Guest Report – Sunday Lonely Sunday
Decatur Metro | September 7, 2009Byran Alexander provides this report from his Sunday at the DBF…
Loneliness was Sunday’s theme for me at the DBF. First up was the Glass Table Collective at the old courthouse venue. The Collective is a group of writers and artists who decided to pool their money to get their own stuff designed, printed, and marketed. Karen Kevorkian said they did this because writing is a damned lonely business, and you don’t need the publishing world to add to the misery. (By the way, the Collective is mostly based in Los Angeles, but Macon’s Kevin Cantwell is a member.)
Next on the loneliness stage were Edward Hirsch and Thomas Lux talking about how to read a poem. Hirsch’s book of that name takes the position that a lyric poem “speaks out of a solitude to a solitude. . . . and one of the great tasks of the lyric is to bring us into right relationship to each other.” Lux agreed that a good poem has the power to break an individual’s loneliness.
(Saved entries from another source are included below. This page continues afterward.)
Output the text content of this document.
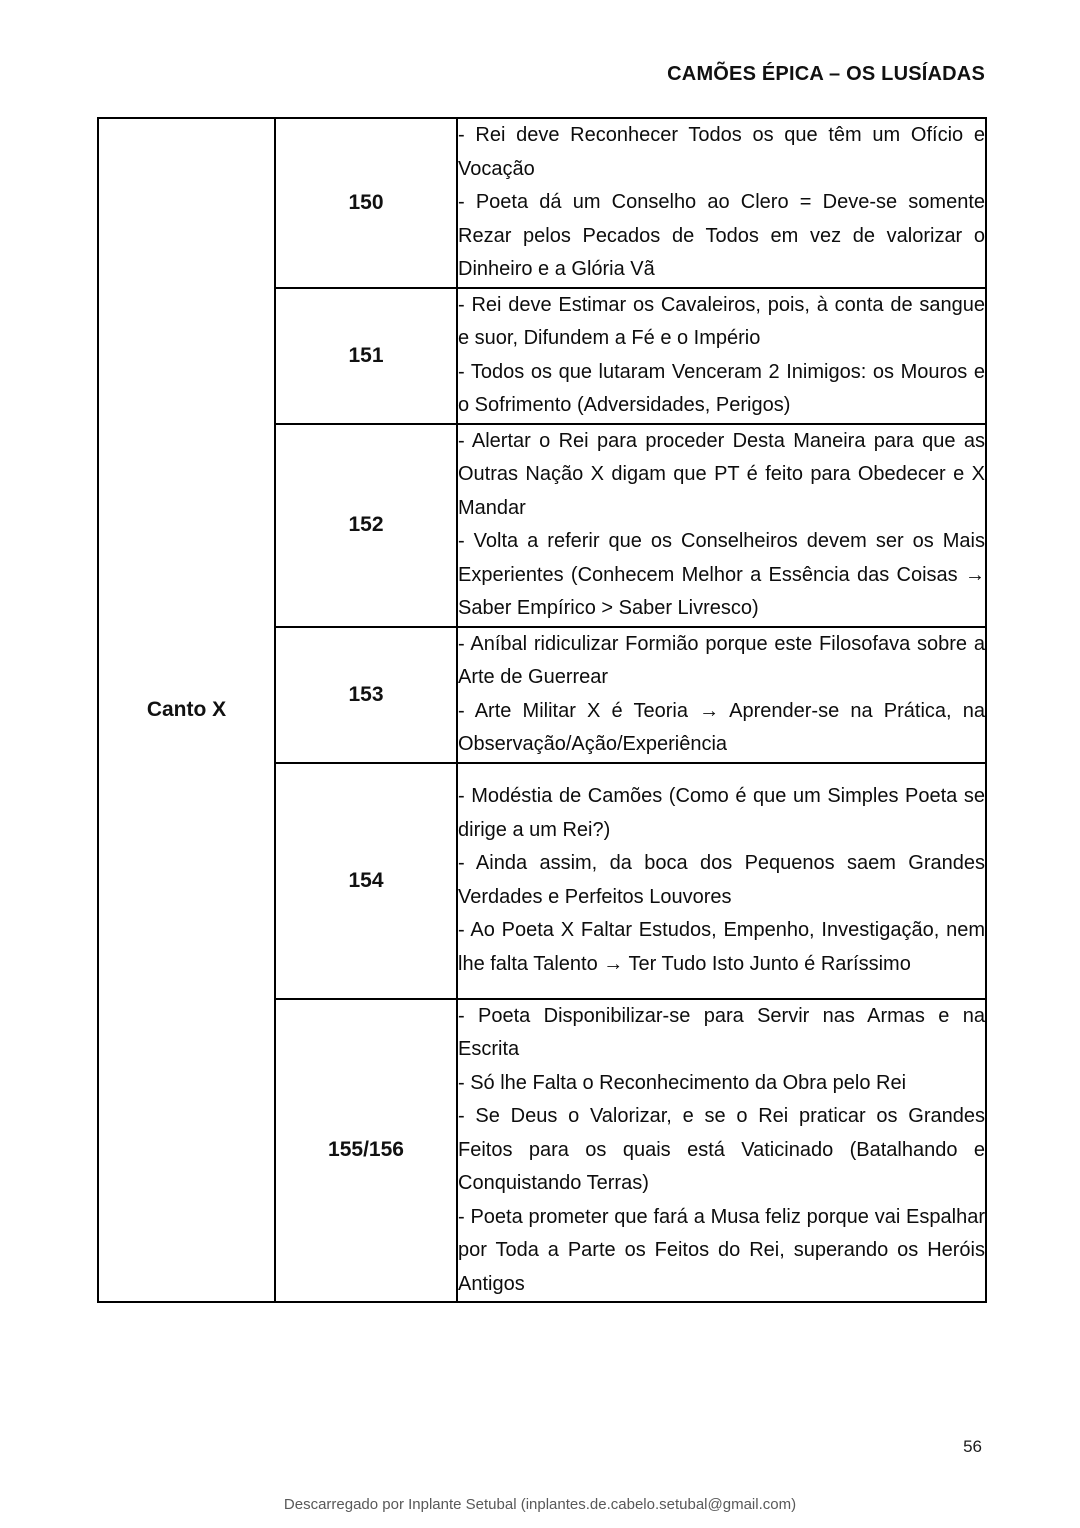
CAMÕES ÉPICA – OS LUSÍADAS
Canto X	150	- Rei deve Reconhecer Todos os que têm um Ofício e Vocação

- Poeta dá um Conselho ao Clero = Deve-se somente Rezar pelos Pecados de Todos em vez de valorizar o Dinheiro e a Glória Vã

	151	- Rei deve Estimar os Cavaleiros, pois, à conta de sangue e suor, Difundem a Fé e o Império

- Todos os que lutaram Venceram 2 Inimigos: os Mouros e o Sofrimento (Adversidades, Perigos)

	152	- Alertar o Rei para proceder Desta Maneira para que as Outras Nação X digam que PT é feito para Obedecer e X Mandar

- Volta a referir que os Conselheiros devem ser os Mais Experientes (Conhecem Melhor a Essência das Coisas → Saber Empírico > Saber Livresco)

	153	- Aníbal ridiculizar Formião porque este Filosofava sobre a Arte de Guerrear

- Arte Militar X é Teoria → Aprender-se na Prática, na Observação/Ação/Experiência

	154	- Modéstia de Camões (Como é que um Simples Poeta se dirige a um Rei?)

- Ainda assim, da boca dos Pequenos saem Grandes Verdades e Perfeitos Louvores

- Ao Poeta X Faltar Estudos, Empenho, Investigação, nem lhe falta Talento → Ter Tudo Isto Junto é Raríssimo

	155/156	- Poeta Disponibilizar-se para Servir nas Armas e na Escrita

- Só lhe Falta o Reconhecimento da Obra pelo Rei

- Se Deus o Valorizar, e se o Rei praticar os Grandes Feitos para os quais está Vaticinado (Batalhando e Conquistando Terras)

- Poeta prometer que fará a Musa feliz porque vai Espalhar por Toda a Parte os Feitos do Rei, superando os Heróis Antigos

56
Descarregado por Inplante Setubal (inplantes.de.cabelo.setubal@gmail.com)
Lux gets the Guerrilla Prize for this festival: Before the talk commenced, he went along the first two rows removing the “Reserved” tags because, he said, “There shouldn’t be reserved seats at a poetry reading.”
Over at the Decatur Presbyterian stage, Barbara Brown Taylor hit on the irony that we go to church to be with God and end up aggravated by the people we meet there. Some of us then conclude that it’s better to practice “spirituality,” and to do it alone. Taylor’s view is that, in pursuing the divine it is important not to become disconnected from the aspects of this human life that can seem so distracting—aspects such as other people! Was there any irony in her remark that solitude is so important for writing?
If irony was there, perhaps there’s a parallel irony in going to a book festival when you’re an introvert who loves the solitude of the book. But then surely solitude is of a different species from loneliness.